Darüber hinaus disqualifiziert sich Menasse aber auch mit seiner bizarren Romanfigur des christlichen Killers. Am Anfang der Geschichte begeht er einen Mord, seine Flucht quer durch Europa zieht sich durch das ganze Buch. Dieser polnische „Soldat Christi“ ist verwurzelt in der tragisch-aufständischen Tradition seiner Vorfahren und handelt als Mitglied einer Sekte, die in den Katakomben des polnischen Klerus angesiedelt ist und im Zusammenspiel mit der Nato (ja, Sie lesen richtig!) „vorbeugend“ potenzielle Terroristen umbringt. Ganz in der Tradition des klassischen Verschwörungs-Thrillers, wird die polizeiliche Untersuchung des Mordes dann „von höchster Stelle“ gestoppt und alle Spuren vernichtet.

Wenn sich Dan Brown solche Dinge ausdenkt, kann man das als Spannungsliteratur abtun. Bei Robert Menasse dagegen hat der Wahnsinn Methode und eine politische Funktion, denn er ist integraler Bestandteil seines Manifestes.

Hier mischen sich antiamerikanische Ressentiments mit einer Dämonisierung von Teilen Mitteleuropas und politisch korrektem Appeasement gegenüber dem Islamismus. Menasse hat die Figur des klerikalen Killers offenbar vor allem deshalb eingeführt, um klar zu machen, dass nicht immer Muslime religiös motivierte Gewaltakte begehen. Es gibt aber nun mal keine kirchlichen Killer, zumindest seit ein paar Jahrhunderten nicht, weder in Brüssel noch anderswo in Europa. Dafür aber jede Menge dschihadistischer Terroristen, in den letzten Jahren auch in Molenbeek, einem Brüsseler Stadtteil. Einen Terroranschlag aber schiebt Menasse nur lustlos auf den letzten Seiten ein. Alles, was im wirklichen Leben relevant ist – an polizeilicher Schlamperei, falsch verstandener Toleranz und fataler Multikulti-Ideologie - und heute nun einmal einen beträchtlichen Teil der Brüsseler Realität ausmacht, kommt bei Menasse nicht vor.
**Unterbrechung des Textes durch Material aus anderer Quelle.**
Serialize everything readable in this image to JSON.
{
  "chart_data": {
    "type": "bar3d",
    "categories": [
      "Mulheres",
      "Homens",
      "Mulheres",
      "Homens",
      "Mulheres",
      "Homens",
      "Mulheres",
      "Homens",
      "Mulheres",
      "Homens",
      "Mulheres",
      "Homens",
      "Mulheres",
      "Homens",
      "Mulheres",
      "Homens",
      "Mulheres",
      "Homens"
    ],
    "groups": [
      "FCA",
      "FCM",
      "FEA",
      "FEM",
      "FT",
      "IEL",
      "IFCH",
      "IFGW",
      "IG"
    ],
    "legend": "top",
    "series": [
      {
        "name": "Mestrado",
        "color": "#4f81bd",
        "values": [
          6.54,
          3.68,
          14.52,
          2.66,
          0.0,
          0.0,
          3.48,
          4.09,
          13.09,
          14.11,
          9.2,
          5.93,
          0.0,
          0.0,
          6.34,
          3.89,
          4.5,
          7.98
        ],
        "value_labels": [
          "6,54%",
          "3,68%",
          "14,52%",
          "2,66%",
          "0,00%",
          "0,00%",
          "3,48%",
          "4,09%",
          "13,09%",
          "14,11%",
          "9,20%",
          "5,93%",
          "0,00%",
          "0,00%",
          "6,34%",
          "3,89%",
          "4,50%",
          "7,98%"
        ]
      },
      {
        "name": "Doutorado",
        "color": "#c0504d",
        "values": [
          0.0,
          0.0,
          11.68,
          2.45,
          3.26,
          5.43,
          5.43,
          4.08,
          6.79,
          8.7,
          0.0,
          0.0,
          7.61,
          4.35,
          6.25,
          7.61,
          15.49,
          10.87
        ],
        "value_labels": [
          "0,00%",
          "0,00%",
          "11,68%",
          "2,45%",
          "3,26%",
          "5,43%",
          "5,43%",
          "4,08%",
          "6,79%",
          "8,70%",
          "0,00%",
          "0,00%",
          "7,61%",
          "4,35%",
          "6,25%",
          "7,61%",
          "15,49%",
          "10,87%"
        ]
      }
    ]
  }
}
Robert Menasse täuscht Offenheit vor und bietet doch letzten Endes ein fest geschlossenes, links-westeuropäisches Weltbild. Dessen Kritiker mögen ihm Ärgernis oder sogar existenzielle Bedrohung sein. Aber moralisch legitim sind sie in seinen Augen allesamt nicht. Auch so kann man Europa kaputt schreiben.

- Der Autor ist politischer Direktor des Wilfried Martens Centre for European Studies, der Denkfabrik der Europäischen Volkspartei in Brüssel. Er arbeitete in den 90er Jahren in der EU-Kommission und lebte sieben Jahre in Warschau, bevor er 2004 nach Brüssel zurückkehrte.